Harlingen Police Raising Awareness on Autism

Sgt. Alfredo Alvear

The numbers are rising across the nation, including here in the Rio Grande Valley

Right now the prevalence (of Autism) is 1 in 88 children, however the (Center for Disease Control) recently, in the past month, released a statement saying that it may be as high as 1 in 50 school aged children, speech therapist Jessica Lenden-Holt said.

The Harlingen Police Department recognizes the growing number of people with autism and is putting together a new database that will pinpoint the homes throughout the area, where a child or adult with autism resides.

About 120 officers and staff have also undergone a four course training with healthcare professionals on how to recognize autistic behaviors.

"The officers learned that they're going to have to take time with these people, they're going to have to be a little more patient than the common person, Sgt. Alfredo Alvear said. They are going to have to speak clearly, they are going to have to give instructions a little slower than usual, and they are going to have to let the person who is autistic respond to them."

Speech therapist Jessica Lenden-Holt said there are many misconceptions about autism. For starters, there's a wide spectrum which includes high functioning individuals that can engage in a conversation, to more reserved or less verbal individuals.

"Other misconceptions are that they are rude or that they are intending bodily harm, Lenden-Hold said. "A lot of our kids just don TMt understand dangerous situations, they may run away from you, or may run away from police officers or first responders."

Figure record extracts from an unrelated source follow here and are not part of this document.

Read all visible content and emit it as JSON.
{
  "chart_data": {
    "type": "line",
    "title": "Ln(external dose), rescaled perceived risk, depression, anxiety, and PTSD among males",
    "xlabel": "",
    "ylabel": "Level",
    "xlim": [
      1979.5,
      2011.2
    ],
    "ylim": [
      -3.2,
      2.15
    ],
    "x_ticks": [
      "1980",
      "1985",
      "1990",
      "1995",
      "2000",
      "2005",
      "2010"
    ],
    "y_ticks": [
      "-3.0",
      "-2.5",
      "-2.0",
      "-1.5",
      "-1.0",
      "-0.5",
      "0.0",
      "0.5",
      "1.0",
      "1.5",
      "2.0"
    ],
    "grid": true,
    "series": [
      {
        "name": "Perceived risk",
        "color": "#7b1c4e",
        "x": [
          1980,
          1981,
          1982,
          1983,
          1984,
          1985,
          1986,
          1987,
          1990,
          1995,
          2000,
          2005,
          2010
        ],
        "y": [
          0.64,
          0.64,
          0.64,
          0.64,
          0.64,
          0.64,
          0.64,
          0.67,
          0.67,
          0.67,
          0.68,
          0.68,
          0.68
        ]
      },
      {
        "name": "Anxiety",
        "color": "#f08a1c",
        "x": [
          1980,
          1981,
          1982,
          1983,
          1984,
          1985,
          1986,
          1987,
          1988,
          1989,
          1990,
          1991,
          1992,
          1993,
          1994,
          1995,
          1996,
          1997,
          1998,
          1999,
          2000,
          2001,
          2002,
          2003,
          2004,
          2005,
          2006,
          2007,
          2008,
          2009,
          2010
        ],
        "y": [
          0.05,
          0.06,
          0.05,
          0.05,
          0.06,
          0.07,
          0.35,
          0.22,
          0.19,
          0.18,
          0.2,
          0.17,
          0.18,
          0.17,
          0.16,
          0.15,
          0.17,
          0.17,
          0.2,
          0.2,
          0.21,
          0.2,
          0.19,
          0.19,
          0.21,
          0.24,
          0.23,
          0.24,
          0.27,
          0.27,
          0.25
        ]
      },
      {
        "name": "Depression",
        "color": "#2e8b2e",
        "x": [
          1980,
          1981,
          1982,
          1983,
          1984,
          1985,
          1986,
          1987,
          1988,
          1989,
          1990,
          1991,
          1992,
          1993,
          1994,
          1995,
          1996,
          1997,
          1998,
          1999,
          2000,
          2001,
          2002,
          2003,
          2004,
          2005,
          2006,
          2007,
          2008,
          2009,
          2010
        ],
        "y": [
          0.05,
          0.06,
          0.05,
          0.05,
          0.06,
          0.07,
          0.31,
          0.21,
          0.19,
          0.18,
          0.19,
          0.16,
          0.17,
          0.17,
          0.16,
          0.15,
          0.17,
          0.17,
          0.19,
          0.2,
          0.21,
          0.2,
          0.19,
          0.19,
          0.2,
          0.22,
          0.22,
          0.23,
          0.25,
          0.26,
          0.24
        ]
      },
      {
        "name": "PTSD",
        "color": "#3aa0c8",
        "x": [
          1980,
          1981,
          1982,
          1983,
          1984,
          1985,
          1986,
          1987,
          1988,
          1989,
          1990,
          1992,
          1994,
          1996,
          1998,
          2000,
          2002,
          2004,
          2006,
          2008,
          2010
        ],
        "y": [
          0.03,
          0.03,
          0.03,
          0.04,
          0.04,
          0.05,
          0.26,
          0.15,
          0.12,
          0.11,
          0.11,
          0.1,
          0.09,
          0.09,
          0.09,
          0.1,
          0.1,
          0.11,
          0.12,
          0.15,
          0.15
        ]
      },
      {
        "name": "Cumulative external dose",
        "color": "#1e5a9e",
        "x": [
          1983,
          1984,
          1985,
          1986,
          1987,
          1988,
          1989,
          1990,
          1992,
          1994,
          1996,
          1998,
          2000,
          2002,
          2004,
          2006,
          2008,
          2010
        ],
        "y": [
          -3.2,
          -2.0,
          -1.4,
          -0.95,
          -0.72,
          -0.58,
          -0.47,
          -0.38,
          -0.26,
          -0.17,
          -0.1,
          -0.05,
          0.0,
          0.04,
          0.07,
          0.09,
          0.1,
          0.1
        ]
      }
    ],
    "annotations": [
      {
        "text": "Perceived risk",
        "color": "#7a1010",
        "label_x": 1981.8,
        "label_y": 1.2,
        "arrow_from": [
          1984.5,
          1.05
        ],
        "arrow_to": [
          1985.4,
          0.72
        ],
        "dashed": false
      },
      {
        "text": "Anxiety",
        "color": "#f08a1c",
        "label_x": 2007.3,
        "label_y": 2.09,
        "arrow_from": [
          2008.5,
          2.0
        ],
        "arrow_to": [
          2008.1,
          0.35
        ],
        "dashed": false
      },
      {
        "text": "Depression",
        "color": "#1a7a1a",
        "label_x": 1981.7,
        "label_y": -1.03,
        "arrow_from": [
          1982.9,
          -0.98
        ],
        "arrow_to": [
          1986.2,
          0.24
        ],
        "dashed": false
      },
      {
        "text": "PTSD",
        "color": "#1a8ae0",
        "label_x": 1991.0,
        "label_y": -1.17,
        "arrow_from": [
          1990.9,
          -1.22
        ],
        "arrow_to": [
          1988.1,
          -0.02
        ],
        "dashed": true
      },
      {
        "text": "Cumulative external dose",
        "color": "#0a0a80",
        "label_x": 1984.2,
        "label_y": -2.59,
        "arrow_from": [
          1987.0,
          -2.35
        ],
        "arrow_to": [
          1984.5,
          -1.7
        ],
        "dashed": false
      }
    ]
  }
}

Commander Myriam Anderson said in the past month, officers responded to about three different cases involving someone with autism.

She said this is a sensitive topic but getting the public's cooperation in putting this database together, will help officers do their job more effectively.

"When we go to a home and we see somebody raising their voice, our training indicates that that's a disturbance, Anderson said. But if we get to know our autistic population, then we can determine, that it's not a disturbance, (perhaps) they are expressing themselves."

To help gather information for this database, Harlingen Police and Kid's Korner are inviting families to attend the 1st Annual Harlingen Area Autism Awareness Day on April 27th, at Fair Park in Harlingen from 9 a.m. to 12 p.m.